A new study found that weight loss surgery could help improve the condition of obese type 2 diabetes patients long-term.
Previous studies established that a bariatric surgery could reduce the symptoms of diabetes short-term, but no follow-up study was made to check its long-term effect.
Researchers from the University of Gothenburg in Sweden led by Dr. Lars Sjostrom checked the data of 343 participants diagnosed with type 2 diabetes who underwent weight loss surgery. The analysts also looked at the records of 260 patients who had the same condition but did not have the surgery.
After a two-year follow-up period, the researchers found that 72 percent of the first group's symptoms were reduced, compared to only 17 percent of the other group. Fifteen years later, the number dropped to 30 percent - a number still higher than those who did not undergo bariatric surgery, at seven percent.
"In this very long-term follow-up observational study of obese patients with type 2 diabetes, bariatric surgery was associated with more frequent diabetes remission and fewer complications than usual care," the study's authors concluded, quoted by Healthday News. "These findings require confirmation in randomized trials."

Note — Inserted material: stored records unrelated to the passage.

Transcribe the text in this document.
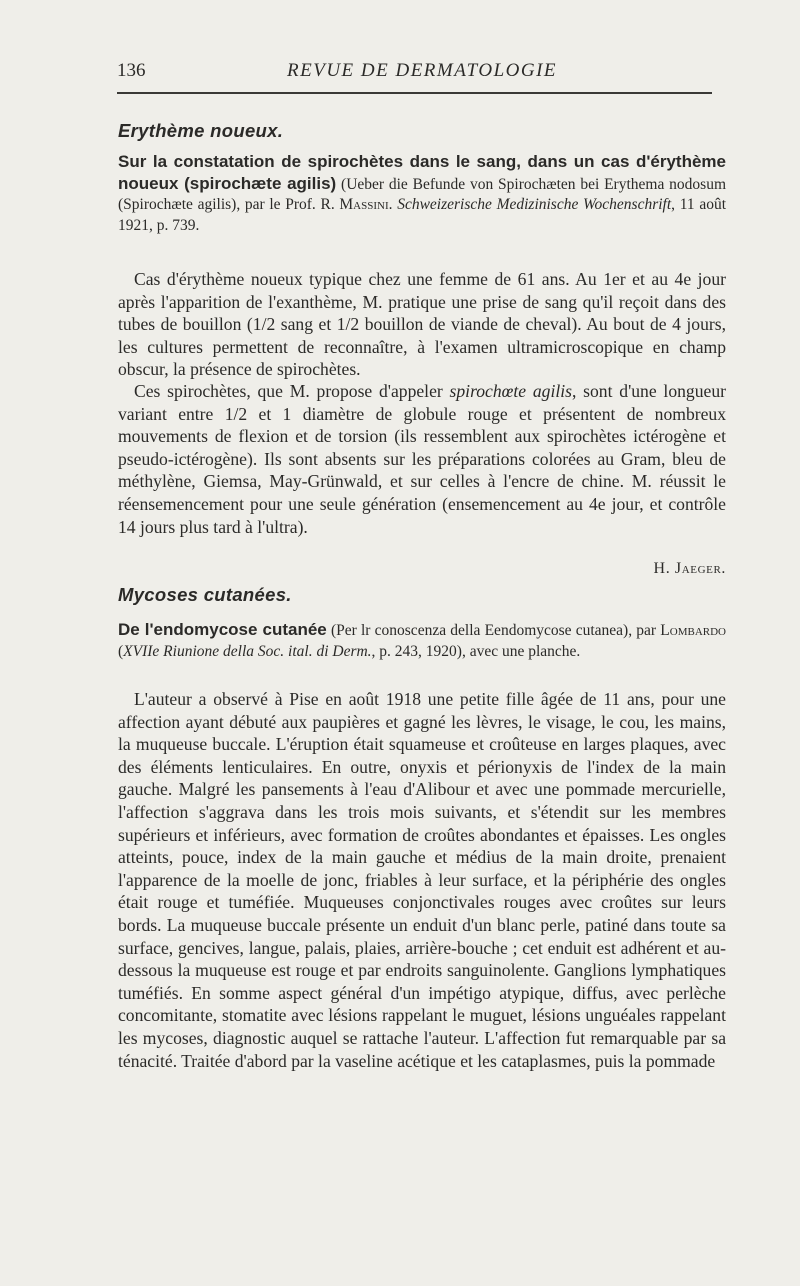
136	REVUE DE DERMATOLOGIE
Erythème noueux.

Sur la constatation de spirochètes dans le sang, dans un cas d'érythème noueux (spirochæte agilis) (Ueber die Befunde von Spirochæten bei Erythema nodosum (Spirochæte agilis), par le Prof. R. Massini. Schweizerische Medizinische Wochenschrift, 11 août 1921, p. 739.

Cas d'érythème noueux typique chez une femme de 61 ans. Au 1er et au 4e jour après l'apparition de l'exanthème, M. pratique une prise de sang qu'il reçoit dans des tubes de bouillon (1/2 sang et 1/2 bouillon de viande de cheval). Au bout de 4 jours, les cultures permettent de reconnaître, à l'examen ultramicroscopique en champ obscur, la présence de spirochètes.

Ces spirochètes, que M. propose d'appeler spirochœte agilis, sont d'une longueur variant entre 1/2 et 1 diamètre de globule rouge et présentent de nombreux mouvements de flexion et de torsion (ils ressemblent aux spirochètes ictérogène et pseudo-ictérogène). Ils sont absents sur les préparations colorées au Gram, bleu de méthylène, Giemsa, May-Grünwald, et sur celles à l'encre de chine. M. réussit le réensemencement pour une seule génération (ensemencement au 4e jour, et contrôle 14 jours plus tard à l'ultra).

H. Jaeger.

Mycoses cutanées.

De l'endomycose cutanée (Per lr conoscenza della Eendomycose cutanea), par Lombardo (XVIIe Riunione della Soc. ital. di Derm., p. 243, 1920), avec une planche.

L'auteur a observé à Pise en août 1918 une petite fille âgée de 11 ans, pour une affection ayant débuté aux paupières et gagné les lèvres, le visage, le cou, les mains, la muqueuse buccale. L'éruption était squameuse et croûteuse en larges plaques, avec des éléments lenticulaires. En outre, onyxis et périonyxis de l'index de la main gauche. Malgré les pansements à l'eau d'Alibour et avec une pommade mercurielle, l'affection s'aggrava dans les trois mois suivants, et s'étendit sur les membres supérieurs et inférieurs, avec formation de croûtes abondantes et épaisses. Les ongles atteints, pouce, index de la main gauche et médius de la main droite, prenaient l'apparence de la moelle de jonc, friables à leur surface, et la périphérie des ongles était rouge et tuméfiée. Muqueuses conjonctivales rouges avec croûtes sur leurs bords. La muqueuse buccale présente un enduit d'un blanc perle, patiné dans toute sa surface, gencives, langue, palais, plaies, arrière-bouche ; cet enduit est adhérent et au-dessous la muqueuse est rouge et par endroits sanguinolente. Ganglions lymphatiques tuméfiés. En somme aspect général d'un impétigo atypique, diffus, avec perlèche concomitante, stomatite avec lésions rappelant le muguet, lésions unguéales rappelant les mycoses, diagnostic auquel se rattache l'auteur. L'affection fut remarquable par sa ténacité. Traitée d'abord par la vaseline acétique et les cataplasmes, puis la pommade
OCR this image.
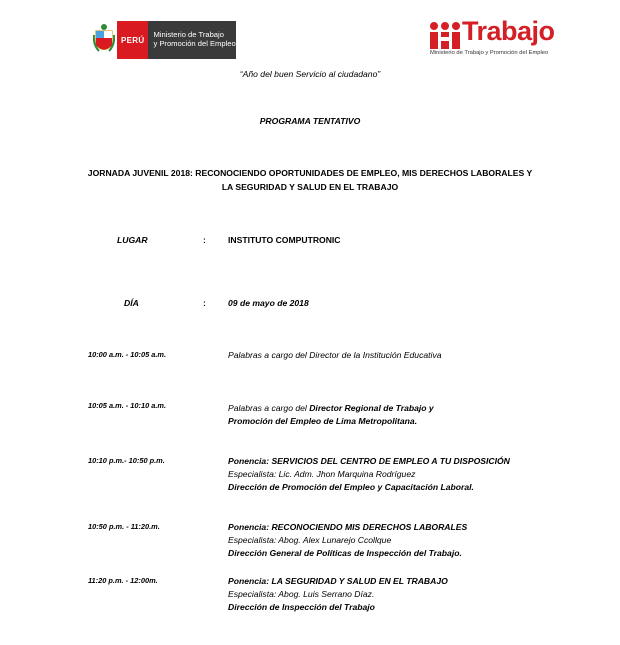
PERÚ
Ministerio de Trabajo
y Promoción del Empleo	Trabajo
Ministerio de Trabajo y Promoción del Empleo
“Año del buen Servicio al ciudadano”
PROGRAMA TENTATIVO
JORNADA JUVENIL 2018: RECONOCIENDO OPORTUNIDADES DE EMPLEO, MIS DERECHOS LABORALES Y
LA SEGURIDAD Y SALUD EN EL TRABAJO
LUGAR	:	INSTITUTO COMPUTRONIC
DÍA	:	09 de mayo de 2018
10:00 a.m. - 10:05 a.m.	Palabras a cargo del Director de la Institución Educativa
10:05 a.m. - 10:10 a.m.	Palabras a cargo del Director Regional de Trabajo y
Promoción del Empleo de Lima Metropolitana.
10:10 p.m.- 10:50 p.m.	Ponencia: SERVICIOS DEL CENTRO DE EMPLEO A TU DISPOSICIÓN
Especialista: Lic. Adm. Jhon Marquina Rodríguez
Dirección de Promoción del Empleo y Capacitación Laboral.
10:50 p.m. - 11:20.m.	Ponencia: RECONOCIENDO MIS DERECHOS LABORALES
Especialista: Abog. Alex Lunarejo Ccollque
Dirección General de Políticas de Inspección del Trabajo.
11:20 p.m. - 12:00m.	Ponencia: LA SEGURIDAD Y SALUD EN EL TRABAJO
Especialista: Abog. Luis Serrano Díaz.
Dirección de Inspección del Trabajo
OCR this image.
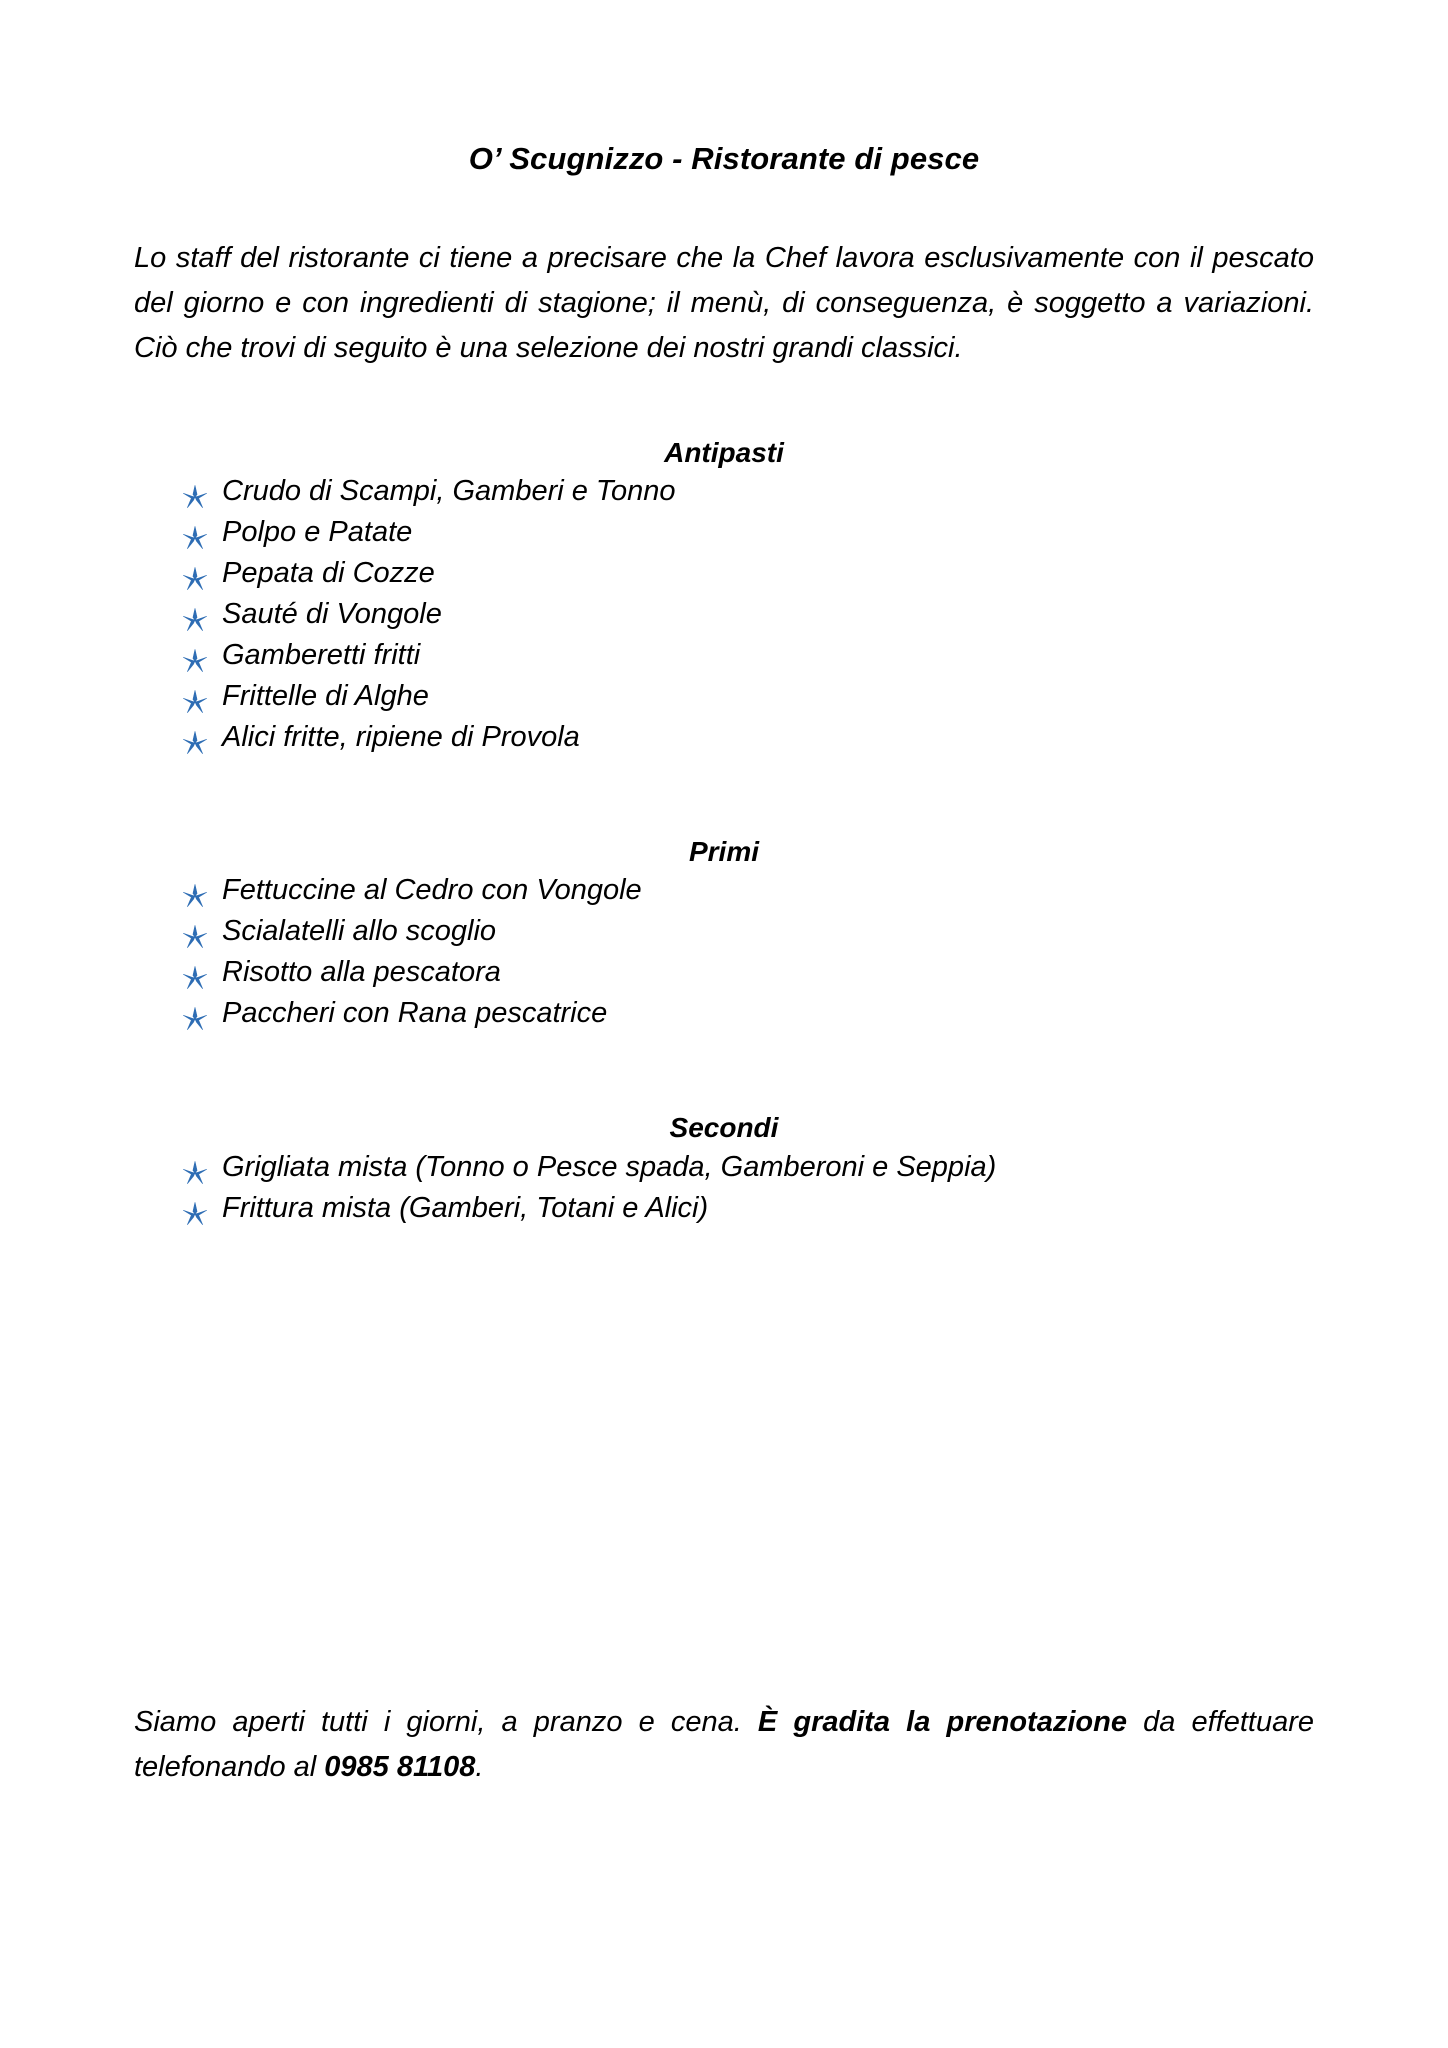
O’ Scugnizzo - Ristorante di pesce

Lo staff del ristorante ci tiene a precisare che la Chef lavora esclusivamente con il pescato del giorno e con ingredienti di stagione; il menù, di conseguenza, è soggetto a variazioni. Ciò che trovi di seguito è una selezione dei nostri grandi classici.

Antipasti
Crudo di Scampi, Gamberi e Tonno
Polpo e Patate
Pepata di Cozze
Sauté di Vongole
Gamberetti fritti
Frittelle di Alghe
Alici fritte, ripiene di Provola
Primi
Fettuccine al Cedro con Vongole
Scialatelli allo scoglio
Risotto alla pescatora
Paccheri con Rana pescatrice
Secondi
Grigliata mista (Tonno o Pesce spada, Gamberoni e Seppia)
Frittura mista (Gamberi, Totani e Alici)

Siamo aperti tutti i giorni, a pranzo e cena. È gradita la prenotazione da effettuare telefonando al 0985 81108.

Dr. Sjostrom clarified that bariatric surgery would not cure type 2 diabetes, but stressed that it could help reduce symptoms in the long run. Aside from reducing the remission of the disease, health experts believed that it could also reduce the symptoms of other related diseases such as heath attack, stroke, vision complications, kidney problems and premature death.
According to the U.S. Centers for Disease Control and Prevention (CDC), the number of American adults diagnosed with diabetes jumped from 29 million to 86 million. The agency estimated that one in five Americans would have diabetes by 2050, Reuters reported.
The study was published in the June 11 issue of the Journal of the American Medical Association.